Gradient Boosting Classifier (GBC):

GBC is a group of multiple weak classifiers that combine them to create a single robust classifier. Generally, decision trees are used as the base units to create the final model. In this study, we have used 15 weak classifiers to build the final classification model. GBC has increased the performance by 4% compared to the random forest classifier.

from sklearn.ensemble import GradientBoostingClassifier
clf = GradientBoostingClassifier(n_estimators=15, learning_rate=1.0,max_depth=1, random_state=0).fit(train_vectors, Y_train)
Y_pred = clf.predict(test_vectors)
result_grdbst = show_performance_data(Y_test, Y_pred, 'grdbst')

Comparative Analysis:

Here, we will discuss the performance of all the models in a combined manner. Dataset has the class imbalance problem. Negative instances are present in large numbers in the dataset. Therefore, we can see all the models have achieved better precision for the “Negative” class. Surprisingly, models have performed quite well for the “Positive” class, even with the least number of instances. Word2Vec has performed worst on the test data.

N = 3
results = {'Doc2Vec':result_doc2vec, 'Word2Vec':result_word2vec, 'KNN':result_knn, 'USE':result_use, 'Random Forest':result_rnmdfst, 'Gredient Boost':result_grdbst, 'LDA':result_lda}
ind = np.arange(N) 
width = 0.1
p = []
clr = ['b','g','r','c','m','k','y']
i=0
for a,b in results.items():
  tmp = [b['Negative']['precision'], b['Neutral']['precision'], b['Positive']['precision']] # replace 'precision' with 'recall' or 'f1-score' for the next two plots.
  print(tmp)
  p.append(plt.bar(ind+width*i, tmp, width, color = clr[i]))
  i+=1
plt.xlabel("Sentiments")
plt.ylabel('Precision')
plt.title("Precison comparison of all the models with respect to sentiments")
plt.xticks(ind+width,labels)
plt.legend( tuple(p), tuple(results.keys()), loc='upper center', ncol=2)
plt.show()

comparative analysis of machine learning classifier -Tweet Sentiment Classification

All the models have achieved a good recall score for “Negative” sentiments (except Word2Vec). In contrast to the Precision score, models have not scored a satisfactory Recall for the Positive sentiments. GBC has achieved the best Recall for the sentiments collectively.

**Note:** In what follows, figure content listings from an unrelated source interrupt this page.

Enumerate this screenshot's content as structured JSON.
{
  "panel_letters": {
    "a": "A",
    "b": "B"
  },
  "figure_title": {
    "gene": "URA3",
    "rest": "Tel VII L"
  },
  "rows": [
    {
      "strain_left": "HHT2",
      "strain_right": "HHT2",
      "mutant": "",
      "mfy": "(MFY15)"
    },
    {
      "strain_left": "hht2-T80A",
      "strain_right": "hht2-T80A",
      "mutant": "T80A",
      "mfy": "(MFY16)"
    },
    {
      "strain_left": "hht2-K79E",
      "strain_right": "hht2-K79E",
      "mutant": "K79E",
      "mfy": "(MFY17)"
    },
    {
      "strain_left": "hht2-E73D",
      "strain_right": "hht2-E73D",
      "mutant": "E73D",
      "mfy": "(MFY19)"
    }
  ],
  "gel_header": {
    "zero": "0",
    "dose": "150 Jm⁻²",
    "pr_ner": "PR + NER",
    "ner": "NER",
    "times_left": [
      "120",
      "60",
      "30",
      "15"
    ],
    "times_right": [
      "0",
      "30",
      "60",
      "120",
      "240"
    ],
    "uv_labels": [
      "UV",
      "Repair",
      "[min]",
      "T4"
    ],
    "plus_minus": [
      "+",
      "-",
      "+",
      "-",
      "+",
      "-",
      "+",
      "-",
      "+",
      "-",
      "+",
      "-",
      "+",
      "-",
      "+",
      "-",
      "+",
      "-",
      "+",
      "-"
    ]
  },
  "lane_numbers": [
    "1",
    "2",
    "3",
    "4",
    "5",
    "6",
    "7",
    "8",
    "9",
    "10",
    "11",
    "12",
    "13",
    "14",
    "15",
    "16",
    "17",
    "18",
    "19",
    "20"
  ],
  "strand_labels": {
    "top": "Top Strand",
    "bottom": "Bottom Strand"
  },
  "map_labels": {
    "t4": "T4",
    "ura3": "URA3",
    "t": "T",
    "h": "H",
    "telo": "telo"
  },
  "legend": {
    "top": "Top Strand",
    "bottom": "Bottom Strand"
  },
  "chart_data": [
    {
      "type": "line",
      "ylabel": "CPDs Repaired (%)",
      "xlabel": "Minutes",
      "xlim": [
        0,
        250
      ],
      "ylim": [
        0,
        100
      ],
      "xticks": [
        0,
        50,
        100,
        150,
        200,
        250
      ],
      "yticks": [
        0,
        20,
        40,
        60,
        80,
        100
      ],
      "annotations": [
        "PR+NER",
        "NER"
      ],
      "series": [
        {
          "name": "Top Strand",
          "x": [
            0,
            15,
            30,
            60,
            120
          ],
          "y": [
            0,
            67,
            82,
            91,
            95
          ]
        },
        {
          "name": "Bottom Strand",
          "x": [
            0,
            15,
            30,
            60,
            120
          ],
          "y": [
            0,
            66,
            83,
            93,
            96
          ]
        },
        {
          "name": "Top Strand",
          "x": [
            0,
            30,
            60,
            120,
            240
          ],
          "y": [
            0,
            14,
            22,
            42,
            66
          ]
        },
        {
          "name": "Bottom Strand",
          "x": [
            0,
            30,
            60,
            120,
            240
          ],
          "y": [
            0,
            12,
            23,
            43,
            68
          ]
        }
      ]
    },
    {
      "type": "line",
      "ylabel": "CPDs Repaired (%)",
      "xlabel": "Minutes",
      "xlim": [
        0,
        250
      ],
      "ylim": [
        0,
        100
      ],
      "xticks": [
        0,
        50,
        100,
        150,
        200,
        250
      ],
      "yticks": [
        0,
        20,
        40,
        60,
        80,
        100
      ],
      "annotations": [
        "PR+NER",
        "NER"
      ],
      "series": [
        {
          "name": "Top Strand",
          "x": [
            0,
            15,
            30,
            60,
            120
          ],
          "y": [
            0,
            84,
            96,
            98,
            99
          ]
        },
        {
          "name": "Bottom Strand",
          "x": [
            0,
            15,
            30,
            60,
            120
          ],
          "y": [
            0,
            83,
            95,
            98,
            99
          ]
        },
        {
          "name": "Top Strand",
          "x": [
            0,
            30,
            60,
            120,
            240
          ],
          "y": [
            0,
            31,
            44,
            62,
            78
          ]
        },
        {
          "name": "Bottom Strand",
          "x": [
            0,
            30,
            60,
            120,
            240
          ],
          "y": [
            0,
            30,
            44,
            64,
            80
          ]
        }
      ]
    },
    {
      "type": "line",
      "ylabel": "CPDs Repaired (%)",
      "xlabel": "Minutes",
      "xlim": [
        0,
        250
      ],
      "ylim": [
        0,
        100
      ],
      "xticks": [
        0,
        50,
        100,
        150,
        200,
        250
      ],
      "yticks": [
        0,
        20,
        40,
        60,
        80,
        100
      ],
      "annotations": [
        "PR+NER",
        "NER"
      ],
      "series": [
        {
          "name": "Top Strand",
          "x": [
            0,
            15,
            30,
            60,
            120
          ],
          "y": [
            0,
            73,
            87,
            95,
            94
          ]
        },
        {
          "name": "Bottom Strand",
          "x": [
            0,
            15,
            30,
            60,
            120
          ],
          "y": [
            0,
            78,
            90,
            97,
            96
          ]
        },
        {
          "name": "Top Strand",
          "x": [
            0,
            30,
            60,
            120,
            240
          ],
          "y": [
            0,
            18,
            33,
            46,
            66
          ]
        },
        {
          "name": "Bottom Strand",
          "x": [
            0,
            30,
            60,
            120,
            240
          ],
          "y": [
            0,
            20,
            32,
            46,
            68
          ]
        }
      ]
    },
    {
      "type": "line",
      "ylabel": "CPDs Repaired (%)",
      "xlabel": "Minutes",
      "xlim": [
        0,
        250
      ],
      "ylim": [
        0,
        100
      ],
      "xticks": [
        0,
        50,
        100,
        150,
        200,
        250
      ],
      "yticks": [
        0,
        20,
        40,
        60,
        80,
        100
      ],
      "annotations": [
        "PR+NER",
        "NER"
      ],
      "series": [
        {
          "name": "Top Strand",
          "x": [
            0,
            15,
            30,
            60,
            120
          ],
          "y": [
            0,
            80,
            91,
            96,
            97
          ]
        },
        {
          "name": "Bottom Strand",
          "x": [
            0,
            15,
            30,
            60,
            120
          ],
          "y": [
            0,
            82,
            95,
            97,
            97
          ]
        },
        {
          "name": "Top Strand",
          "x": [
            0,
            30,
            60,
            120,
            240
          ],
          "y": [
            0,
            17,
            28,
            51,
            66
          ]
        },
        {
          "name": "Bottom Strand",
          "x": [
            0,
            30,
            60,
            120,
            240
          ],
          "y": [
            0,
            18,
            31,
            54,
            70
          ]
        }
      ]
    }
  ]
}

comparative analysis - Tweet Sentiment Classification

When we try to increase Recall, Precision will go down, and the visa-versa is also true. F-score captures the combined score of Recall and Precision. Thus, F-score provides the correct picture of the models’ performance. GBC, RandomForest, and KNN have performed most effectively for all three types of sentiments. The most interesting observation is on the Doc2Vec model. Doc2Vec has performed very well for the “Negative” class but failed to achieve the same performance for the other two types of sentiments.

comparative analysis of machine learning classifier

The following bar chart represents all the models’ overall performance in terms of Precision, Recall, and F-score. Word2Vec was the least performing model among all. USE model, LDA, and Doc2Vec have shown average performance. GBC, KNN, and RandomForest have become the best model on this dataset for sentiment classification. The most important thing is that we have used USE-based embeddings to represent tweet data in KNN, GBC, and RandomForest model building.

i=0
for a,b in results.items():
  tmp = [b['weighted avg']['precision'], b['weighted avg']['recall'], b['weighted avg']['f1-score']]
  print(tmp)
  f.append(plt.bar(ind+width*i, tmp, width, color = clr[i]))
  i+=1
plt.xlabel("Metrics")
plt.ylabel('score')
plt.title("Over all weighted scores")
plt.xticks(ind+width,['Precision', 'Recall', 'F1-score'])
plt.legend( tuple(f), tuple(results.keys()), loc='upper center', ncol=7)
plt.show()
Tweet Sentiment Classification scores

Conclusion: 

In this post, we have discussed the sentiment classification problem using the US airline tweet dataset. We have discussed the results in detail to infer useful insights. Source code notebook file is available at this Collaboratory link. We can experiment with the hyperparameter to gain more information from this work. We have used only the tweet text to model the classification task. However, there are a few other columns that can be used for further exploration. Thank you.